In recent days, Facebook groups numbering several hundred members have been calling for "day of rage" protests in Libya on Feb. 17. An initiator of the call, Jamal al-Hajji, who has joint Libyan and Danish citizenship and has spent time in prison in the past for his criticism of the Moamar Qadaffi regime, was detained on Feb. 1 for an alleged hit-and-run accident, which he denies. International human rights observers say he has been targeted for his activism.

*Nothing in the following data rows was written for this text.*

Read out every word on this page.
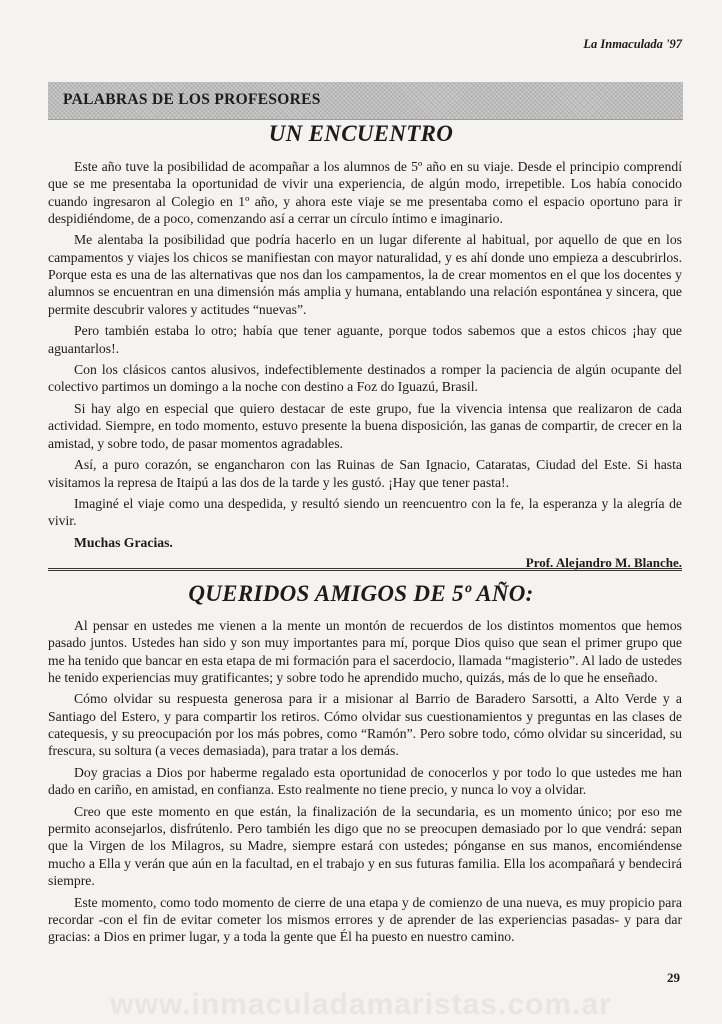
La Inmaculada '97
PALABRAS DE LOS PROFESORES
UN ENCUENTRO

Este año tuve la posibilidad de acompañar a los alumnos de 5º año en su viaje. Desde el principio comprendí que se me presentaba la oportunidad de vivir una experiencia, de algún modo, irrepetible. Los había conocido cuando ingresaron al Colegio en 1º año, y ahora este viaje se me presentaba como el espacio oportuno para ir despidiéndome, de a poco, comenzando así a cerrar un círculo íntimo e imaginario.

Me alentaba la posibilidad que podría hacerlo en un lugar diferente al habitual, por aquello de que en los campamentos y viajes los chicos se manifiestan con mayor naturalidad, y es ahí donde uno empieza a descubrirlos. Porque esta es una de las alternativas que nos dan los campamentos, la de crear momentos en el que los docentes y alumnos se encuentran en una dimensión más amplia y humana, entablando una relación espontánea y sincera, que permite descubrir valores y actitudes “nuevas”.

Pero también estaba lo otro; había que tener aguante, porque todos sabemos que a estos chicos ¡hay que aguantarlos!.

Con los clásicos cantos alusivos, indefectiblemente destinados a romper la paciencia de algún ocupante del colectivo partimos un domingo a la noche con destino a Foz do Iguazú, Brasil.

Si hay algo en especial que quiero destacar de este grupo, fue la vivencia intensa que realizaron de cada actividad. Siempre, en todo momento, estuvo presente la buena disposición, las ganas de compartir, de crecer en la amistad, y sobre todo, de pasar momentos agradables.

Así, a puro corazón, se engancharon con las Ruinas de San Ignacio, Cataratas, Ciudad del Este. Si hasta visitamos la represa de Itaipú a las dos de la tarde y les gustó. ¡Hay que tener pasta!.

Imaginé el viaje como una despedida, y resultó siendo un reencuentro con la fe, la esperanza y la alegría de vivir.

Muchas Gracias.

Prof. Alejandro M. Blanche.
QUERIDOS AMIGOS DE 5º AÑO:

Al pensar en ustedes me vienen a la mente un montón de recuerdos de los distintos momentos que hemos pasado juntos. Ustedes han sido y son muy importantes para mí, porque Dios quiso que sean el primer grupo que me ha tenido que bancar en esta etapa de mi formación para el sacerdocio, llamada “magisterio”. Al lado de ustedes he tenido experiencias muy gratificantes; y sobre todo he aprendido mucho, quizás, más de lo que he enseñado.

Cómo olvidar su respuesta generosa para ir a misionar al Barrio de Baradero Sarsotti, a Alto Verde y a Santiago del Estero, y para compartir los retiros. Cómo olvidar sus cuestionamientos y preguntas en las clases de catequesis, y su preocupación por los más pobres, como “Ramón”. Pero sobre todo, cómo olvidar su sinceridad, su frescura, su soltura (a veces demasiada), para tratar a los demás.

Doy gracias a Dios por haberme regalado esta oportunidad de conocerlos y por todo lo que ustedes me han dado en cariño, en amistad, en confianza. Esto realmente no tiene precio, y nunca lo voy a olvidar.

Creo que este momento en que están, la finalización de la secundaria, es un momento único; por eso me permito aconsejarlos, disfrútenlo. Pero también les digo que no se preocupen demasiado por lo que vendrá: sepan que la Virgen de los Milagros, su Madre, siempre estará con ustedes; pónganse en sus manos, encomiéndense mucho a Ella y verán que aún en la facultad, en el trabajo y en sus futuras familia. Ella los acompañará y bendecirá siempre.

Este momento, como todo momento de cierre de una etapa y de comienzo de una nueva, es muy propicio para recordar -con el fin de evitar cometer los mismos errores y de aprender de las experiencias pasadas- y para dar gracias: a Dios en primer lugar, y a toda la gente que Él ha puesto en nuestro camino.

29
www.inmaculadamaristas.com.ar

"Two particular aspects of the case lead us to believe that the alleged car incident was not the real reason for Jamal al-Hajji's arrest, but merely a pretext to conceal what was really a politically motivated arrest," said Amnesty International's Middle East and North Africa director Malcolm Smart. "First, eyewitnesses have reported that the man who is said to have complained of being struck by Jamal al-Hajji’s car showed no visible signs of injury. Secondly, the officers who conducted the arrest were in plain clothes, indicating that they were not the ordinary police who generally would be expected to handle car accidents, but members of the Internal Security Agency (ISA). It is the ISA that usually carries out arrests of political suspects and they wear plain clothes." (AFP, Bikya Masr, Feb. 8)
Feb. 17 was evidently chosen to commemorate the day in 1987 that nine opponents of the regime were executed for the murder of a member of the Revolutionary Command Council, in a case dissidents say was a frame-up.